Milk allergies don’t necessarily only point towards milk although they are based around milk proteins. If you or someone you know has this problem they should avoid most dairy products at all costs including cheese and cream.

The symptoms sufferers face is similar to that of a peanut allergy although there are some worse symptoms as well. When milk is consumed a sufferer may expect to go into shock, receive extreme abdominal pains and severe diarrhoea.

The person carrying the allergy should avoid dairy products at all costs (as previously mentioned this includes cream, cheese, butter, yoghurt and ice cream) to avoid a reaction. Doctors may prescribe tablets that can help reduce the chances of a reaction although they will still advise that you avoid the products all together.

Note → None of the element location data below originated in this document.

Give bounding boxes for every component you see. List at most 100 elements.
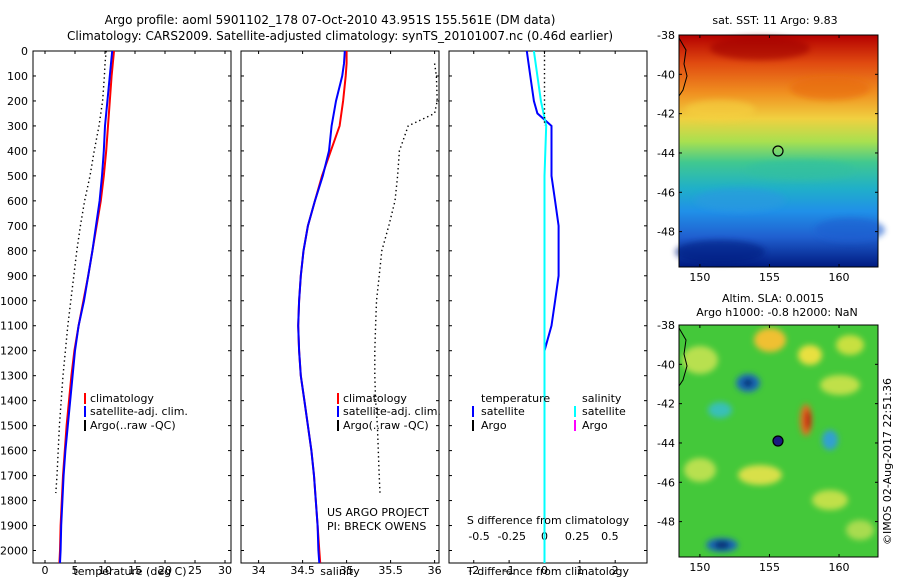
- sla-texture: [682, 328, 874, 552]
- legend-swatch-s-satellite: [574, 406, 576, 417]
- argo-location-marker: [772, 145, 784, 157]
- map-y-tick-label: -48: [657, 516, 675, 529]
- depth-tick-label: 1400: [0, 395, 28, 408]
- legend-swatch-t-argo: [472, 420, 474, 431]
- depth-tick-label: 0: [21, 45, 28, 58]
- x-tick-label: 34.5: [290, 564, 315, 577]
- series-line-temperature-satellite: [525, 51, 560, 351]
- s-difference-label: S difference from climatology: [467, 514, 630, 527]
- sst-texture: [675, 36, 885, 264]
- x-tick-label: -1: [504, 564, 515, 577]
- depth-tick-label: 1800: [0, 495, 28, 508]
- legend-swatch-climatology: [337, 393, 339, 404]
- depth-tick-label: 1200: [0, 345, 28, 358]
- depth-tick-label: 600: [7, 195, 28, 208]
- x-tick-label: 2: [612, 564, 619, 577]
- map-y-tick-label: -44: [657, 437, 675, 450]
- legend-swatch-argo: [84, 420, 86, 431]
- depth-tick-label: 500: [7, 170, 28, 183]
- salinity-legend: climatology satellite-adj. clim. Argo(..…: [337, 392, 441, 432]
- imos-credit: ©IMOS 02-Aug-2017 22:51:36: [881, 378, 894, 545]
- t-difference-axis: -2 -1 0 1 2: [468, 51, 619, 577]
- x-tick-label: 5: [72, 564, 79, 577]
- depth-tick-label: 400: [7, 145, 28, 158]
- map-x-tick-label: 150: [689, 561, 710, 574]
- depth-tick-label: 1700: [0, 470, 28, 483]
- map-y-tick-label: -42: [657, 108, 675, 121]
- x-tick-label: 1: [576, 564, 583, 577]
- sst-map-title: sat. SST: 11 Argo: 9.83: [712, 14, 837, 27]
- depth-tick-label: 300: [7, 120, 28, 133]
- map-y-tick-label: -38: [657, 319, 675, 332]
- legend-swatch-s-argo: [574, 420, 576, 431]
- depth-tick-label: 1500: [0, 420, 28, 433]
- coastline: [678, 37, 688, 97]
- difference-series: [525, 51, 560, 563]
- s-diff-tick-label: 0.5: [601, 530, 619, 543]
- series-line-satellite-adj-clim: [59, 51, 114, 563]
- legend-swatch-climatology: [84, 393, 86, 404]
- x-tick-label: 0: [541, 564, 548, 577]
- map-y-tick-label: -40: [657, 358, 675, 371]
- depth-tick-label: 100: [7, 70, 28, 83]
- depth-axis: 0 100 200 300 400 500 600 700 800 900 1000 1100 1200…: [0, 45, 647, 558]
- salinity-series: [297, 51, 438, 563]
- depth-tick-label: 1000: [0, 295, 28, 308]
- sla-map-title: Altim. SLA: 0.0015: [722, 292, 824, 305]
- x-tick-label: 36: [428, 564, 442, 577]
- temperature-legend: climatology satellite-adj. clim. Argo(..…: [84, 392, 188, 432]
- legend-label-climatology: climatology: [343, 392, 407, 405]
- difference-xlabel: T difference from climatology: [466, 565, 629, 578]
- temperature-xlabel: temperature (deg C): [73, 565, 186, 578]
- legend-label-satellite: satellite-adj. clim.: [343, 405, 441, 418]
- sla-map-subtitle: Argo h1000: -0.8 h2000: NaN: [696, 306, 858, 319]
- coastline: [678, 327, 688, 387]
- sst-map-frame: [678, 34, 879, 268]
- figure-subtitle: Climatology: CARS2009. Satellite-adjuste…: [67, 29, 613, 43]
- legend-label-t-satellite: satellite: [481, 405, 525, 418]
- map-x-tick-label: 155: [759, 271, 780, 284]
- x-tick-label: 35.5: [378, 564, 403, 577]
- map-y-tick-label: -48: [657, 226, 675, 239]
- depth-tick-label: 900: [7, 270, 28, 283]
- depth-tick-label: 1600: [0, 445, 28, 458]
- map-x-tick-label: 155: [759, 561, 780, 574]
- map-y-tick-label: -38: [657, 29, 675, 42]
- temperature-series: [55, 51, 115, 563]
- salinity-axis: 34 34.5 35 35.5 36: [252, 51, 442, 577]
- x-tick-label: 30: [218, 564, 232, 577]
- argo-location-marker: [772, 435, 784, 447]
- x-tick-label: 20: [158, 564, 172, 577]
- depth-tick-label: 2000: [0, 545, 28, 558]
- series-line-climatology: [297, 51, 348, 563]
- map-x-tick-label: 160: [829, 271, 850, 284]
- s-diff-tick-label: -0.25: [498, 530, 526, 543]
- x-tick-label: 35: [340, 564, 354, 577]
- legend-label-satellite: satellite-adj. clim.: [90, 405, 188, 418]
- map-y-tick-label: -40: [657, 68, 675, 81]
- map-y-tick-label: -46: [657, 476, 675, 489]
- depth-tick-label: 1900: [0, 520, 28, 533]
- figure-title: Argo profile: aoml 5901102_178 07-Oct-20…: [105, 13, 556, 27]
- series-line-argo-raw-qc: [374, 63, 438, 494]
- s-diff-tick-label: 0.25: [565, 530, 590, 543]
- legend-label-argo: Argo(..raw -QC): [90, 419, 176, 432]
- difference-plot-frame: [448, 50, 648, 564]
- sla-map: [678, 324, 879, 558]
- series-line-salinity-satellite: [532, 51, 548, 563]
- map-x-tick-label: 150: [689, 271, 710, 284]
- legend-swatch-satellite: [84, 406, 86, 417]
- legend-label-argo: Argo(..raw -QC): [343, 419, 429, 432]
- legend-swatch-satellite: [337, 406, 339, 417]
- sst-map-axes: 150 155 160 -38 -40 -42 -44 -46 -48: [657, 29, 878, 284]
- x-tick-label: -2: [468, 564, 479, 577]
- x-tick-label: 10: [98, 564, 112, 577]
- sla-map-axes: 150 155 160 -38 -40 -42 -44 -46 -48: [657, 319, 878, 574]
- sst-map: [675, 34, 885, 268]
- depth-tick-label: 700: [7, 220, 28, 233]
- map-y-tick-label: -46: [657, 186, 675, 199]
- project-credit: US ARGO PROJECT: [327, 506, 429, 519]
- depth-tick-label: 1300: [0, 370, 28, 383]
- legend-swatch-t-satellite: [472, 406, 474, 417]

Egg allergies are most commonly found in children rather than adults. It usually is based on the immune system not accepting either part of the egg causing a painful reaction inside the body. More often than not the only way to avoid to problem is to cut egg out of the diet completely. Some people will find out they are only allergic to part of the egg and may still be able to consume egg whites if they wish, although any yolk that gets mistakenly added will kick off the reaction.

If an allergic reaction occurs because of eggs the sufferer is likely to start vomiting along with possible diarrhoea. With this particular allergy this is considered one of the nicer symptoms as a worse-case scenario is anaphylaxis which will require immediate attention meaning the reactor must be rushed to hospital.

There is no cure in development or available to stop egg allergies. For this reason most sufferers simply avoid egg s or any food containing eggs. There are other foods developed so that you can still enjoy your favourite snacks such as cake with an egg replacement, which means that suffering with an egg allergy is not so bad after all.